Cryptocurrencies: Toward a Privacy-Enhancing Electronic Value Exchange

Modern retail banking creates a kind of panopticon for consumer behaviour, ultimately promising to implement a mechanism that binds all of the financial activities undertaken by an individual to a single, unitary identity. In the age of Big Data, consumers have legitimate reasons to resist such surveillance, particularly in cases wherein monitoring is carried out without their knowledge and judgments based upon such monitoring are used to disincentivise or punish legitimate activities. The risk to consumers increases with the ever-increasing share of financial transactions that are performed electronically. Cryptocurrencies offer an alternative to traditional methods of electronic value exchange, promising cash-like electronic transfers, but in practice they fall short for several key reasons. We consider the false choice between total surveillance, as represented by banking as currently implemented by institutions, and impenetrable lawlessness, as represented by privacy-enhancing cryptocurrencies as currently deployed. We identify a range of alternatives between those two extremes, and we consider some potential compromises that might strike the right balance.

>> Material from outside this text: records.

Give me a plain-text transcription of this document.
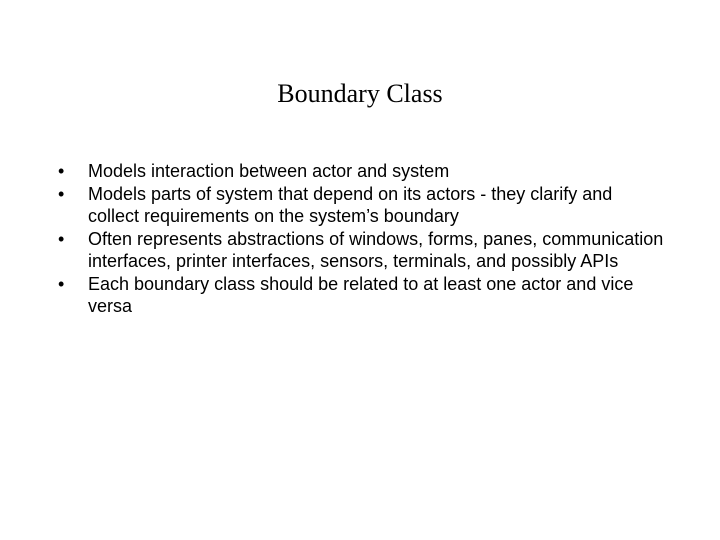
Boundary Class
•	Models interaction between actor and system
•	Models parts of system that depend on its actors - they clarify and collect requirements on the system’s boundary
•	Often represents abstractions of windows, forms, panes, communication interfaces, printer interfaces, sensors, terminals, and possibly APIs
•	Each boundary class should be related to at least one actor and vice versa
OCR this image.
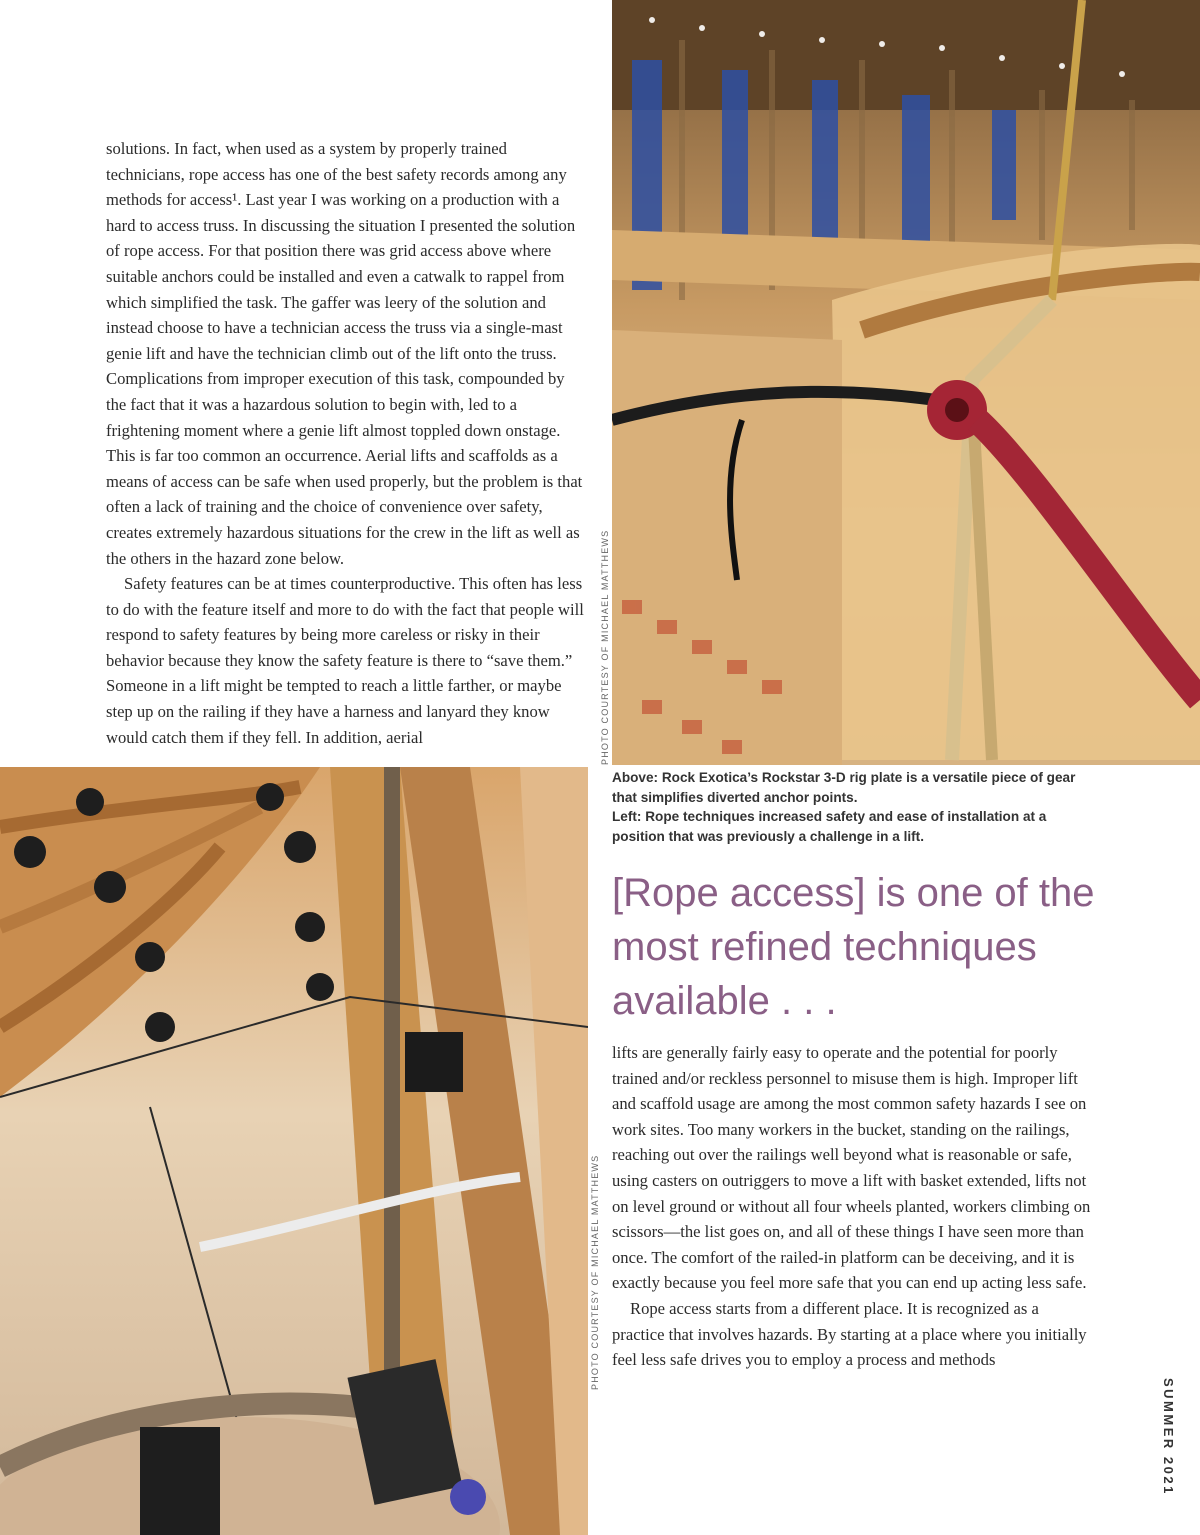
solutions. In fact, when used as a system by properly trained technicians, rope access has one of the best safety records among any methods for access¹. Last year I was working on a production with a hard to access truss. In discussing the situation I presented the solution of rope access. For that position there was grid access above where suitable anchors could be installed and even a catwalk to rappel from which simplified the task. The gaffer was leery of the solution and instead choose to have a technician access the truss via a single-mast genie lift and have the technician climb out of the lift onto the truss. Complications from improper execution of this task, compounded by the fact that it was a hazardous solution to begin with, led to a frightening moment where a genie lift almost toppled down onstage. This is far too common an occurrence. Aerial lifts and scaffolds as a means of access can be safe when used properly, but the problem is that often a lack of training and the choice of convenience over safety, creates extremely hazardous situations for the crew in the lift as well as the others in the hazard zone below.

Safety features can be at times counterproductive. This often has less to do with the feature itself and more to do with the fact that people will respond to safety features by being more careless or risky in their behavior because they know the safety feature is there to “save them.” Someone in a lift might be tempted to reach a little farther, or maybe step up on the railing if they have a harness and lanyard they know would catch them if they fell. In addition, aerial	PHOTO COURTESY OF MICHAEL MATTHEWS
Above: Rock Exotica’s Rockstar 3-D rig plate is a versatile piece of gear that simplifies diverted anchor points.
Left: Rope techniques increased safety and ease of installation at a position that was previously a challenge in a lift.
[Rope access] is one of the most refined techniques available . . .
PHOTO COURTESY OF MICHAEL MATTHEWS

lifts are generally fairly easy to operate and the potential for poorly trained and/or reckless personnel to misuse them is high. Improper lift and scaffold usage are among the most common safety hazards I see on work sites. Too many workers in the bucket, standing on the railings, reaching out over the railings well beyond what is reasonable or safe, using casters on outriggers to move a lift with basket extended, lifts not on level ground or without all four wheels planted, workers climbing on scissors—the list goes on, and all of these things I have seen more than once. The comfort of the railed-in platform can be deceiving, and it is exactly because you feel more safe that you can end up acting less safe.

Rope access starts from a different place. It is recognized as a practice that involves hazards. By starting at a place where you initially feel less safe drives you to employ a process and methods

SUMMER 2021
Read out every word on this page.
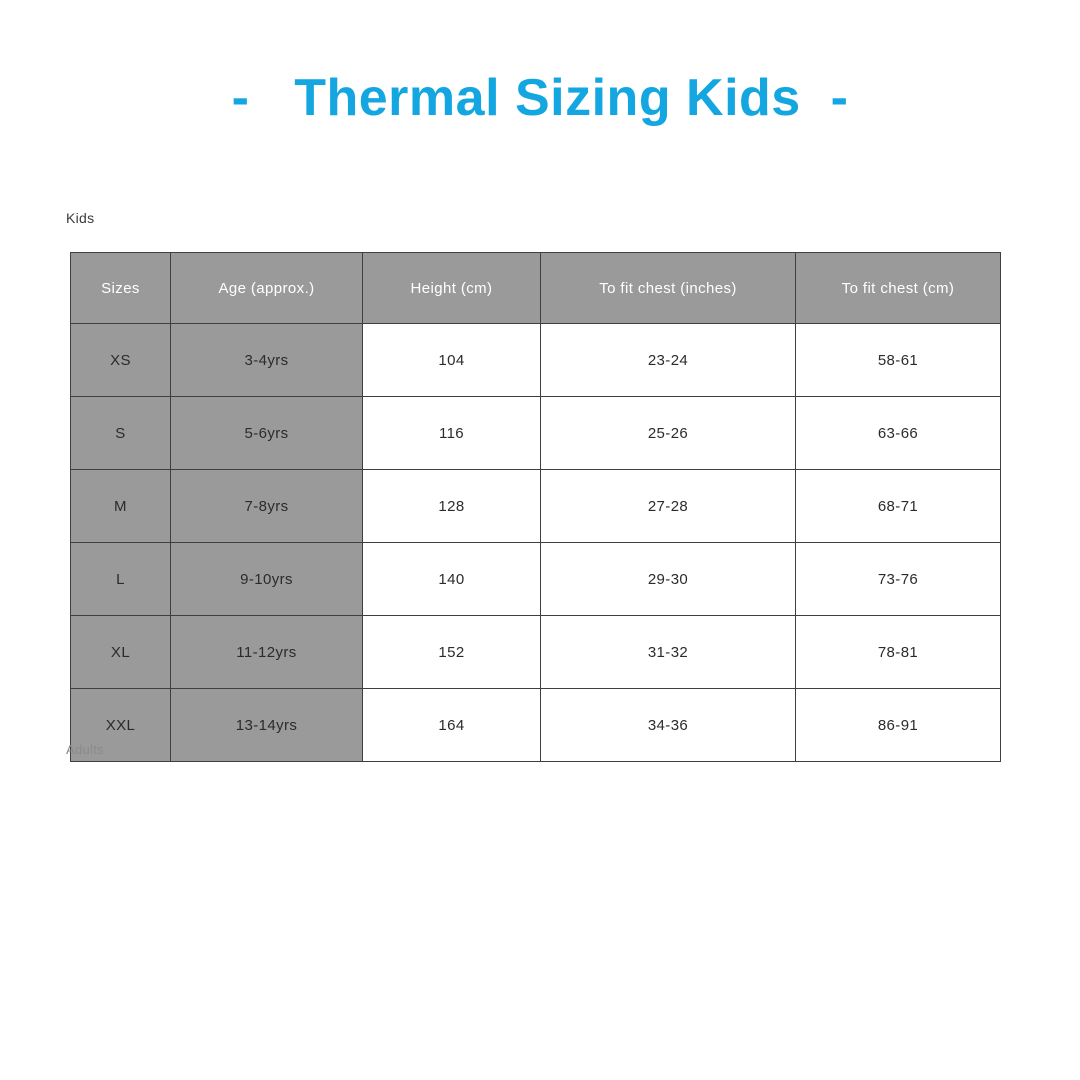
-   Thermal Sizing Kids  -
Kids
Sizes	Age (approx.)	Height (cm)	To fit chest (inches)	To fit chest (cm)
XS	3-4yrs	104	23-24	58-61
S	5-6yrs	116	25-26	63-66
M	7-8yrs	128	27-28	68-71
L	9-10yrs	140	29-30	73-76
XL	11-12yrs	152	31-32	78-81
XXL	13-14yrs	164	34-36	86-91
Adults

Geoff Goodell is a Senior Research Associate in Computer Science, University College London and is also affiliated with Oxford University's Centre for Technology and Global Affairs.  He is a committee member of the British Standards Institution and Convenor of the ISO working group on Foundations of Blockchain and Distributed Ledger Technologies.  Previously, he was an entrepreneur and portfolio manager with a decade of experience in the financial industry. After starting his career as an associate at Goldman Sachs in New York, he later moved to Boston and became Partner and Chief Investment Officer of Phase Capital, an asset management firm, where he developed and managed a systematic macro strategy for institutional clients. His recent work focuses on digital identity, digital payment systems, and regulation.